みなべの古川 環境省水質調査で全国ワースト1

 環境省が2016年度に全国の2561水域で実施した水質調査で、みなべ町を流れる2級河川の古川(南部川支流)がワースト1となったことが分かった。水の汚れの指標となる生物化学的酸素要求量(BOD)の数値を基準とする調査で、ワースト1は06年度以来10年ぶり。
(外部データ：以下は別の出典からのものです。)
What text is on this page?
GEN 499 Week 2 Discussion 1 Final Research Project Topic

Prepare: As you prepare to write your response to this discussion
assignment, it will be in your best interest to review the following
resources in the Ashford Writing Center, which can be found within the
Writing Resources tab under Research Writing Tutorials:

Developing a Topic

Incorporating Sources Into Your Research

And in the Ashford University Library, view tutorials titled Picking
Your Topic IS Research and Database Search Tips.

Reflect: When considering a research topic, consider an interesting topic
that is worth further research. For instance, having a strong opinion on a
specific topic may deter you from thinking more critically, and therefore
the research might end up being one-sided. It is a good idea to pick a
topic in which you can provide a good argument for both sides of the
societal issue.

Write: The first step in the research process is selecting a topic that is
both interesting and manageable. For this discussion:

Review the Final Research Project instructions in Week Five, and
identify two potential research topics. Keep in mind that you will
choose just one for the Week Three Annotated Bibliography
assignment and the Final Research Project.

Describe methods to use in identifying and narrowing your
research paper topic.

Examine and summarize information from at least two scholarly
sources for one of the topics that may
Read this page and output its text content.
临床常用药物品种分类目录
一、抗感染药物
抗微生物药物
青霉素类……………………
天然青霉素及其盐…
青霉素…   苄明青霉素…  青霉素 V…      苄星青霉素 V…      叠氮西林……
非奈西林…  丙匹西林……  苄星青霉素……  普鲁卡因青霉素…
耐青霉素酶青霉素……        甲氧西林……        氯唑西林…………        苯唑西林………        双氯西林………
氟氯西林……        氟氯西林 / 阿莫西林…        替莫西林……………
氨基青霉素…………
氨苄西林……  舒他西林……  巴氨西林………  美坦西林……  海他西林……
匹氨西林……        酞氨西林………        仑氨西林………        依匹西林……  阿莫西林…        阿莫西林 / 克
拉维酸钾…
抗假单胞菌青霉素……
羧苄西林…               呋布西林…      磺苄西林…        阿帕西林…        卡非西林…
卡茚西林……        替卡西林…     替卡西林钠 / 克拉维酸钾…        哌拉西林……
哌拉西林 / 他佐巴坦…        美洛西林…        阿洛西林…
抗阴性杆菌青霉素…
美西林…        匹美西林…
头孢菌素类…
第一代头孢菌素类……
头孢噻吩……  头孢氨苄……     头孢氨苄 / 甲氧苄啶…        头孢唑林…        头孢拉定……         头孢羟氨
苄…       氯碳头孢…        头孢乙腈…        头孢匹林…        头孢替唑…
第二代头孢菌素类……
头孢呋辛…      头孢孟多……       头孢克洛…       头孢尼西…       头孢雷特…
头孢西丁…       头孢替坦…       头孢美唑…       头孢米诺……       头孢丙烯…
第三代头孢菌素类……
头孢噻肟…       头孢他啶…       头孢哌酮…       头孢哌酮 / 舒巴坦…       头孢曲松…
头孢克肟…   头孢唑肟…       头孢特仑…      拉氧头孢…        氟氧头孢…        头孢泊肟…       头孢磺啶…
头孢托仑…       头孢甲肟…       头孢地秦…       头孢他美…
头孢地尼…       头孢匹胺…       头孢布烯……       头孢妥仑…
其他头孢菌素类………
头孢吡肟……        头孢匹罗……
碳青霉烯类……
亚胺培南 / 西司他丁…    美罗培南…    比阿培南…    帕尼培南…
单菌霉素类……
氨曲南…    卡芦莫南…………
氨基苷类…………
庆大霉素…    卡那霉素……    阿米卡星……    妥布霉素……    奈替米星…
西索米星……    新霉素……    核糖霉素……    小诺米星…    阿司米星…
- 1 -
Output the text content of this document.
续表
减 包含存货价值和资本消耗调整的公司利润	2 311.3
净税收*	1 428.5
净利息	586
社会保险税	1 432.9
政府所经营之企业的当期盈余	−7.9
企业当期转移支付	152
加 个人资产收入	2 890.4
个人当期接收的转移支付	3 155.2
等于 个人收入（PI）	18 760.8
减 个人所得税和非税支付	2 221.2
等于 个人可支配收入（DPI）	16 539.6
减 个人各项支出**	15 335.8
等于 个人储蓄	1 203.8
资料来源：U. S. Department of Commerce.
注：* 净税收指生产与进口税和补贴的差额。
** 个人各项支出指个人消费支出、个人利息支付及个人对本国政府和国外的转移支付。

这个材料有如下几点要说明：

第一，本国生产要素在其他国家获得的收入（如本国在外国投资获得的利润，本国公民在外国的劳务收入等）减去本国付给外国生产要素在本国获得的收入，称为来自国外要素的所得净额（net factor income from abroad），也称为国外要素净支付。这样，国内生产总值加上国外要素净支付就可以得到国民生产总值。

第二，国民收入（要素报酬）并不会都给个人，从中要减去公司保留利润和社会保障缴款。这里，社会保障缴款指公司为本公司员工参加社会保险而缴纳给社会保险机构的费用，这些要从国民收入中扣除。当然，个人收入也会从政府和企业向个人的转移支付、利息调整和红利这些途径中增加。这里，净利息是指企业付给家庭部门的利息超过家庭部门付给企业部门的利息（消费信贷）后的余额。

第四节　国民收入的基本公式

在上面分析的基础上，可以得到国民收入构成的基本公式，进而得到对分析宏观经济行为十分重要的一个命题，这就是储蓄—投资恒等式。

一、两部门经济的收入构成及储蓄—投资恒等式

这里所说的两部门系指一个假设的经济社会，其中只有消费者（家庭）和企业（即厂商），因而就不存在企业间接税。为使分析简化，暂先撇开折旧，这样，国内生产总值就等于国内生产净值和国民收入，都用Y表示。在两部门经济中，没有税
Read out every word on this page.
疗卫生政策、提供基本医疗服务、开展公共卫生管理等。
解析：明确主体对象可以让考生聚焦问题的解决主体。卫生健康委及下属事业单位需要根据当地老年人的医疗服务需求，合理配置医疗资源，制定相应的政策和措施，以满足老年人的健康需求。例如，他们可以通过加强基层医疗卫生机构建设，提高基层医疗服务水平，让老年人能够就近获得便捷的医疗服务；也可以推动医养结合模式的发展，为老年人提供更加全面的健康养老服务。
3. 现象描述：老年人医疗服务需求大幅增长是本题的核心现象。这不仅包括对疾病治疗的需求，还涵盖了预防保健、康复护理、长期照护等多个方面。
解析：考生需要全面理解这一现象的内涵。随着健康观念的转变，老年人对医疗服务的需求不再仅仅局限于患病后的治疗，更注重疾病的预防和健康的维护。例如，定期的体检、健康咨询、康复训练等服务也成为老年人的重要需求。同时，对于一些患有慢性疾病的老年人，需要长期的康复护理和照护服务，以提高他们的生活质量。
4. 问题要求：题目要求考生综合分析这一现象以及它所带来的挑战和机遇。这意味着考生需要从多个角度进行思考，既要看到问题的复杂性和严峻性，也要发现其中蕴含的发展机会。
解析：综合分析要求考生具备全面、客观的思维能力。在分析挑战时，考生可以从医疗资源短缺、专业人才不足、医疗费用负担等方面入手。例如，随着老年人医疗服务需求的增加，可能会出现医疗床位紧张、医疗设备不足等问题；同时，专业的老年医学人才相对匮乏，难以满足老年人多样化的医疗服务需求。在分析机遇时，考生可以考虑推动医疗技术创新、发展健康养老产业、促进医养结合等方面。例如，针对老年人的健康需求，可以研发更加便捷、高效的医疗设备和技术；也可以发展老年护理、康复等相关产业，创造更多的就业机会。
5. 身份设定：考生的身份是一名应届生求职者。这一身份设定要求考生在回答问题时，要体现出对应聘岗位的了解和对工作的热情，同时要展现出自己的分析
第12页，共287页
河川を管理する県環境管理課は「水量の少ない冬場の数値が高かった」と話している。
 古川は同町晩稲地内の大谷池などを源流とする2級河川で、東吉田や気佐藤などを通って国道42号線付近の山内地内で本流の南部川と合流する。延長は約4・5㌔。流れが緩やかなうえ水量が少ないため浄化能力が低く、流域周辺の家庭や事業所からの排水が汚れにつながっているとみられる。
 調査場所は古川橋(山内)周辺。偶数月に測定を行って平均の数値を出した結果、BODは23㎎/㍑となった。県によると、過去で最も高い数値で、全国ワースト3だった前年度の6・8㎎/㍑の3倍以上。ワースト2の早戸川(茨城)は6・8㎎/㍑、ワースト3の鶴生田川(群馬)と磯部川(福井)は6・5㎎/㍑、ワースト5の印旛放水路上流(千葉)は5・9㎎/㍑で、古川が突出して高くなっている。各月の数値は4月が29㎎/㍑、6月が2・8㎎/㍑、8月が4・5㎎/㍑、10月が15㎎/㍑、12月が42㎎/㍑、2月が45㎎/㍑で、降雨が少なくなる冬場に数値が上がる傾向にある。
 過去のデータをみると、05年度が10㎎/㍑でワースト5、06年度が18㎎/㍑でワースト1、10年度が9・2㎎/㍑でワースト2だった。その後は改善傾向へと向かい、数値は1桁台をキープ。13年度には環境基準の3㎎/㍑を下回る2・5㎎/㍑となっていた。
 県では今回の結果について「水量の少ない渇水期には数値が高い傾向となっているが、環境基準をクリアできるように取り組んでいきたい」と話している。今回の環境の調査では2561水域のうち95・2%が基準をクリアしている。